Glass Half Full #10 K.Y.
Wild Wingというカナダのスポーツバーチェーン店でマネジャーをしてた時の話です。コズバーグという小さな町から来た赤髪の19歳の女の子。当時彼女の履歴書はサブウェイサンドイッチでの経験だけ。しかし人一倍やる気があったため彼女をサーバーとして雇いました。バーで働いた事がなかった彼女だったので、サービングやバーテンディングをゼロからトレーニングしました。それから3年が経った今、そんな彼女から嬉しいメールが届きました。トロントで名が知られている某スポーツバーでマネージャーとして雇われたそうです。そして昔の上司からの推薦状(reference letter)が必要とのことでそれを書いてほしいと頼まれました。またそのメールには3年前に対しての感謝の気持ちも綴られていました。自分が雇い育てあげた子の成長はやはり嬉しいものです。しかしそれとは裏腹な意見を抱いていた私の近親はこう言い放ちました。「その子は奈々子からの推薦状をもらうために完全に胡麻を擂っているね」と。全くそう考えていなかった私には衝撃の一言でした。
私たちの文化は社交辞令やお世辞のように、思ってもいないことを、自分の利益をはかるため、円満なお付き合いのためなら、平気で口に出来ます。もはやそれは器用で計算高い私たち日本人の社交能力であります。また同時にそれは相手の事を気遣うことが出来る、繊細な心配りが出来る私たち特有のホスピタリティー文化でもあります。ホストやキャバクラの様な接客業が繁栄するのはそんな文化の存在があるからかもしれませんね。
それとは逆に自己主張が強く、周りに合わせることが上手ではない北米人は同調性に欠けがちです。しかし私達の様に空気を読む必要がない北米文化ではあまり重視されないようです。気を遣わずカジュアルな彼らだからこそ、とても人懐っこく、赤の他人に平気で話しかけられる柔軟性に優れたコミュニケーション能力を持っています。
そんな「協調性」に対する全く異なったそれぞれの価値観。そんな価値観の違いに気が付けていますか?どうやったらカナダ人の友達が出来るようになるかと相談されることが多々ありますが、一番の近道は、英語習得よりも、そんな協調性に対する価値観の違いに気が付くことが大切だと思います。

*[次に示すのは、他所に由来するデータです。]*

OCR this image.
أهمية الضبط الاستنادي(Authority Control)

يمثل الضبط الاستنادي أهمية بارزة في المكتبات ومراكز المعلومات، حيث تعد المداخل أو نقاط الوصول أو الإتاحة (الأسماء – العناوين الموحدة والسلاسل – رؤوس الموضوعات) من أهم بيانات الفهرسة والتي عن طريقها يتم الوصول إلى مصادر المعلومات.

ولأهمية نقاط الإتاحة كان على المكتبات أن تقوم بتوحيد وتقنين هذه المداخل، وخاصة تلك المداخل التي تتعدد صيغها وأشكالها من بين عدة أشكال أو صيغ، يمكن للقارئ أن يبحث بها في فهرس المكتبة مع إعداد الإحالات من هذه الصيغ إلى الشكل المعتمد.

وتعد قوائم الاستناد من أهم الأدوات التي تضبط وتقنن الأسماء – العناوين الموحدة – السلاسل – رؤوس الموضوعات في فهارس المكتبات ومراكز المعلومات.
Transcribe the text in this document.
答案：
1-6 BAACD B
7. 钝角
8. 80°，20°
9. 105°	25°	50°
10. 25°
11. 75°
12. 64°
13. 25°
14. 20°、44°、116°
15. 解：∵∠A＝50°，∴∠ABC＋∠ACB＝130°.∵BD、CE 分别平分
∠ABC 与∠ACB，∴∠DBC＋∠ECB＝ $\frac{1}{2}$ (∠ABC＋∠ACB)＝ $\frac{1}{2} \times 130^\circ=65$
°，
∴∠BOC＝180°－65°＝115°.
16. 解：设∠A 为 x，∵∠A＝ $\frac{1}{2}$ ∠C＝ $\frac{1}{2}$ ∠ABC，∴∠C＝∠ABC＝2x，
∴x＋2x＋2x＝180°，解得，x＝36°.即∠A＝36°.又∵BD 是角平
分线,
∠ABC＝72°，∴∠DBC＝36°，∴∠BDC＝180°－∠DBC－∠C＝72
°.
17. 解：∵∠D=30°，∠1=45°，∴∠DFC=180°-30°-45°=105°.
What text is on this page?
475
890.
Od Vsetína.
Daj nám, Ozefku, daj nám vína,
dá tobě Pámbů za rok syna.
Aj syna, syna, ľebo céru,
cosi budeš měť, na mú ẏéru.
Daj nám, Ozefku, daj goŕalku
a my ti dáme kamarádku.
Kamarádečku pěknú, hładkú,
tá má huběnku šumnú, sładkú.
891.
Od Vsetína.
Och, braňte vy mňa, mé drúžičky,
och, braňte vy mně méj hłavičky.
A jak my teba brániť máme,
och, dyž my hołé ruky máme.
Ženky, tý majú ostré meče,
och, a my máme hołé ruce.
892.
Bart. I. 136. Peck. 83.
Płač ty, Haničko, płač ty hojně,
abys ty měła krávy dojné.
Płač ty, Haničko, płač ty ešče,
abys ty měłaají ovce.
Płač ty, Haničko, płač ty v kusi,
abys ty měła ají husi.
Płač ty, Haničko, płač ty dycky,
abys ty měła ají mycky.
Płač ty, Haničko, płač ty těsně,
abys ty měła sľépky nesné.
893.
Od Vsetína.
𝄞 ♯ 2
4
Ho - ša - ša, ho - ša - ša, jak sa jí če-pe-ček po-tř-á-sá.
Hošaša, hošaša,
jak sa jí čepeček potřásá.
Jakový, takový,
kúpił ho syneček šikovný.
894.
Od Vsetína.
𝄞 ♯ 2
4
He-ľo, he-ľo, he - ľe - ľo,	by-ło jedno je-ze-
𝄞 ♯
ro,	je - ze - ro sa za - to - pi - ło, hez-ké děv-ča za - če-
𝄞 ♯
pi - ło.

カナダ人ってホントKYだよねぇと日本人同士が話しているのを耳にした事が幾度かあります。それはむしろ私たちの方ではないでしょうか?周りの空気を読み過ぎて、肝心である相手の“価値観が読めていない”、そんなKYにはなりたくないものです。
Nana Akimoto
– Teashop 168 Annex店 オーナー兼店長・モデル
1987年横浜生まれ。2007年にカナダへ留学。Georgian College卒業後、某スポーツバーや日本食レストラン等でマネージャーを勤める一方、モデルとしてカナダの新聞や雑誌をはじめ、シンガポールとベネズエラの大手出版社との撮影もこなす等、国際的に活躍もしている。2013年初夏にはバブルティーフランチャイズチェーンで知られるTeashop168 のAnnex店を展開し、今現在オーナー兼店長を勤めている。将来自分のレストランを開けることが夢である。